In 1994, eight-year-old Kumar got into a fight with a friend over a game of gilli danda in his village on Delhi’s outskirts. The friend’s parents falsely implicated Kumar in a criminal case for causing “grievous hurt”.
He was tried under the Juvenile Justice Act. But he was set free the same year due to lack of evidence.
Selected for the post of a CRPF constable after a rigorous test in 2006, Kumar was made to fill a form that came with the query, ‘Have you ever been prosecuted?’
Kumar wrote ‘No’. He was appointed.
A year later, posted in Kashmir, he was served a termination letter that said an antecedent verification had revealed a criminal case against him and that he had suppressed the information during his recruitment.
Kumar challenged the termination in the Delhi High Court that upheld his lawyer R K Saini’s contention that “Kumar could have forgotten everything after a gap of 12 years and it was natural”.

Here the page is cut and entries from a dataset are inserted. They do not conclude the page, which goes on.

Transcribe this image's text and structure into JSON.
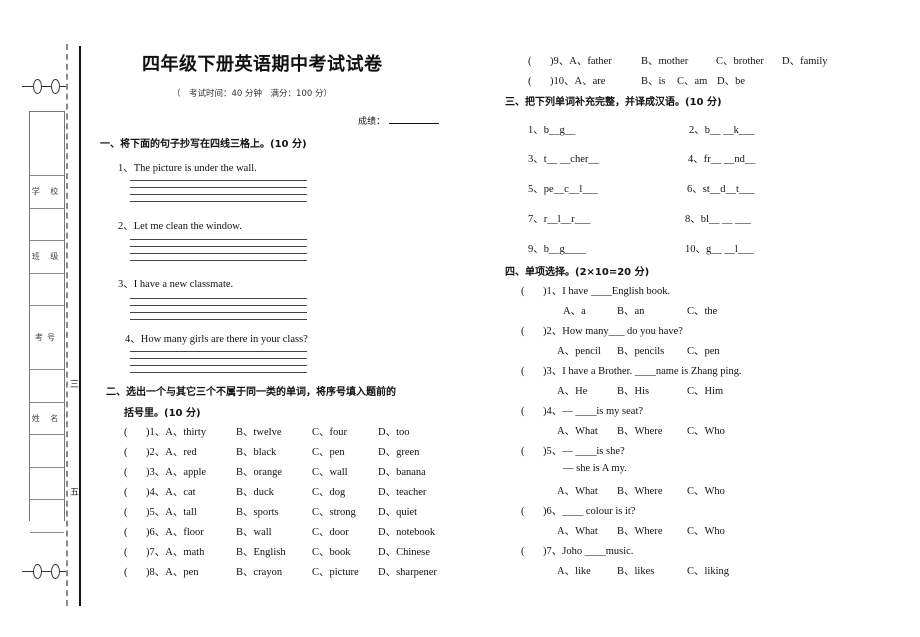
{
  "margin": {
    "fields": [
      "学 校",
      "班 级",
      "考号",
      "姓 名"
    ],
    "marks": [
      "三",
      "五"
    ]
  },
  "header": {
    "title": "四年级下册英语期中考试试卷",
    "subtitle": "（　考试时间：40 分钟　满分：100 分）",
    "score_label": "成绩："
  },
  "section1": {
    "heading": "一、将下面的句子抄写在四线三格上。(10 分)",
    "items": [
      "1、The picture is under the wall.",
      "2、Let me clean the window.",
      "3、I have a new classmate.",
      "4、How many girls are there in your class?"
    ]
  },
  "section2": {
    "heading_line1": "二、选出一个与其它三个不属于同一类的单词，将序号填入题前的",
    "heading_line2": "括号里。(10 分)",
    "paren": "(　　)",
    "items": [
      {
        "num": ")1、A、thirty",
        "b": "B、twelve",
        "c": "C、four",
        "d": "D、too"
      },
      {
        "num": ")2、A、red",
        "b": "B、black",
        "c": "C、pen",
        "d": "D、green"
      },
      {
        "num": ")3、A、apple",
        "b": "B、orange",
        "c": "C、wall",
        "d": "D、banana"
      },
      {
        "num": ")4、A、cat",
        "b": "B、duck",
        "c": "C、dog",
        "d": "D、teacher"
      },
      {
        "num": ")5、A、tall",
        "b": "B、sports",
        "c": "C、strong",
        "d": "D、quiet"
      },
      {
        "num": ")6、A、floor",
        "b": "B、wall",
        "c": "C、door",
        "d": "D、notebook"
      },
      {
        "num": ")7、A、math",
        "b": "B、English",
        "c": "C、book",
        "d": "D、Chinese"
      },
      {
        "num": ")8、A、pen",
        "b": "B、crayon",
        "c": "C、picture",
        "d": "D、sharpener"
      },
      {
        "num": ")9、A、father",
        "b": "B、mother",
        "c": "C、brother",
        "d": "D、family"
      },
      {
        "num": ")10、A、are",
        "b": "B、is",
        "c": "C、am",
        "d": "D、be"
      }
    ]
  },
  "section3": {
    "heading": "三、把下列单词补充完整，并译成汉语。(10 分)",
    "items": [
      "1、b__g__",
      "2、b__ __k___",
      "3、t__ __cher__",
      "4、fr__ __nd__",
      "5、pe__c__l___",
      "6、st__d__t___",
      "7、r__l__r___",
      "8、bl__ __ ___",
      "9、b__g____",
      "10、g__ __l___"
    ]
  },
  "section4": {
    "heading": "四、单项选择。(2×10=20 分)",
    "paren": "(　　",
    "items": [
      {
        "q": ")1、I have ____English book.",
        "a": "A、a",
        "b": "B、an",
        "c": "C、the"
      },
      {
        "q": ")2、How many___ do you have?",
        "a": "A、pencil",
        "b": "B、pencils",
        "c": "C、pen"
      },
      {
        "q": ")3、I have a Brother. ____name is Zhang ping.",
        "a": "A、He",
        "b": "B、His",
        "c": "C、Him"
      },
      {
        "q": ")4、— ____is my seat?",
        "a": "A、What",
        "b": "B、Where",
        "c": "C、Who"
      },
      {
        "q": ")5、— ____is she?",
        "extra": "— she is A my.",
        "a": "A、What",
        "b": "B、Where",
        "c": "C、Who"
      },
      {
        "q": ")6、____ colour is it?",
        "a": "A、What",
        "b": "B、Where",
        "c": "C、Who"
      },
      {
        "q": ")7、Joho ____music.",
        "a": "A、like",
        "b": "B、likes",
        "c": "C、liking"
      }
    ]
  }
}
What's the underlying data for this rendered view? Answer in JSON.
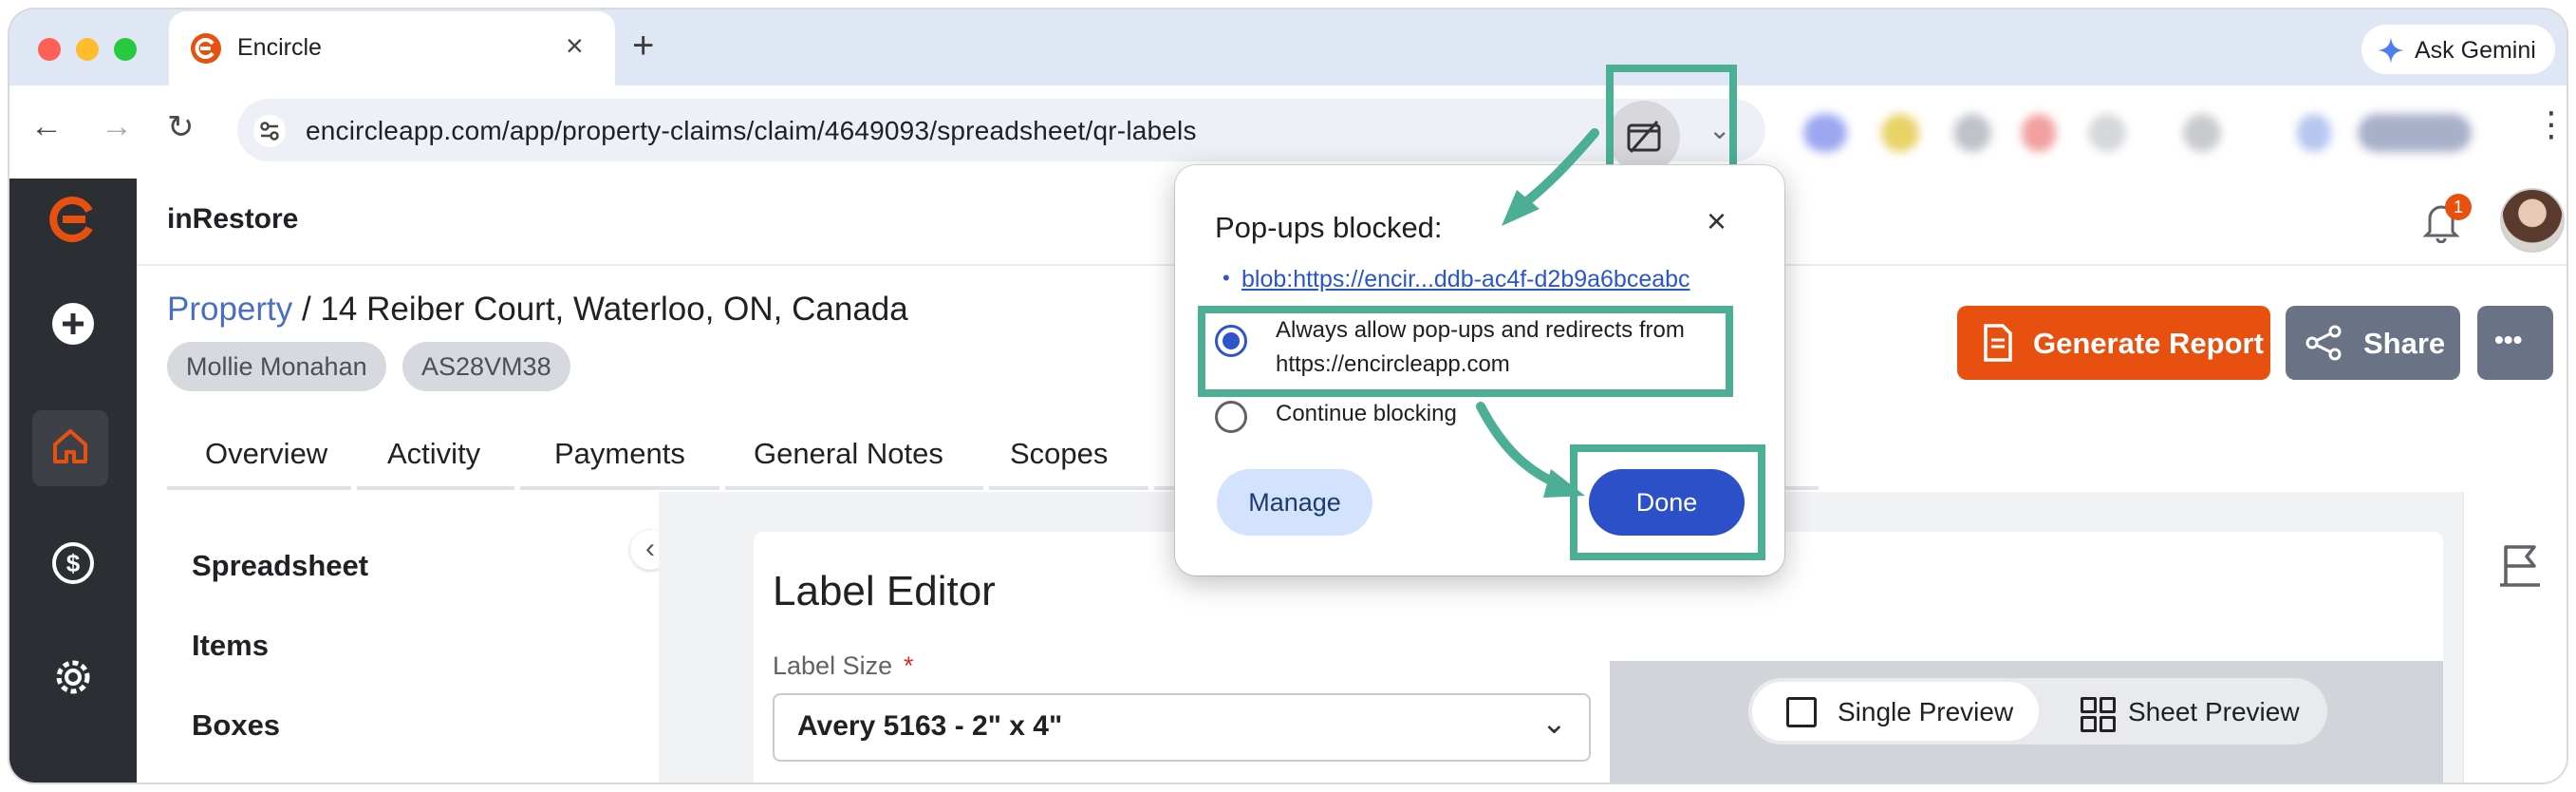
{
  "browser": {
    "tab_title": "Encircle",
    "tab_close": "×",
    "new_tab": "+",
    "gemini_label": "Ask Gemini",
    "url": "encircleapp.com/app/property-claims/claim/4649093/spreadsheet/qr-labels"
  },
  "app": {
    "brand": "inRestore",
    "notification_count": "1",
    "breadcrumb": {
      "link": "Property",
      "separator": " / ",
      "address": "14 Reiber Court, Waterloo, ON, Canada"
    },
    "chips": [
      "Mollie Monahan",
      "AS28VM38"
    ],
    "actions": {
      "generate_report": "Generate Report",
      "share": "Share",
      "more": "•••"
    },
    "tabs": [
      "Overview",
      "Activity",
      "Payments",
      "General Notes",
      "Scopes"
    ],
    "sidebar": [
      "Spreadsheet",
      "Items",
      "Boxes"
    ],
    "collapse_glyph": "‹",
    "label_editor": {
      "title": "Label Editor",
      "size_label": "Label Size",
      "required_mark": "*",
      "size_value": "Avery 5163 - 2\" x 4\"",
      "preview_single": "Single Preview",
      "preview_sheet": "Sheet Preview"
    }
  },
  "popup": {
    "title": "Pop-ups blocked:",
    "close": "×",
    "link": "blob:https://encir...ddb-ac4f-d2b9a6bceabc",
    "option_allow_line1": "Always allow pop-ups and redirects from",
    "option_allow_line2": "https://encircleapp.com",
    "option_block": "Continue blocking",
    "manage": "Manage",
    "done": "Done"
  },
  "colors": {
    "highlight": "#4caf95",
    "accent_orange": "#e8500f",
    "accent_blue": "#2c50c8",
    "rail": "#2b2e33"
  }
}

Justices Gita Mittal and Vipin Sanghi said: “It’s a normal human conduct. How can one remember what one did at the age of eight? Even if he was produced in a court, he could not have been able to comprehend the proceedings.”
Justice Sanghi told CRPF lawyer Preeti Dalal: “At least I don’t remember what I did when I was 8. Do you remember? In which class where you in when you were 8?”
The court questioned Kumar’s dismissal when the Juvenile Justice Act specifically states that anyone tried under it cannot suffer any disqualification in future even if it is a conviction or an acquittal.
Slamming the CRPF for sacking him despite knowing he had been set free by the court, the Bench said, “A mere prosecution is not enough. Acquittal is a culmination of a criminal trial. The person is absolved of all charges”.
Countering the CRPF’s argument about Kumar’s suppression of facts, the court noted that the recruitment form did not have a query for those who wished to say they have been acquitted in a criminal case and said it was a “serious error”.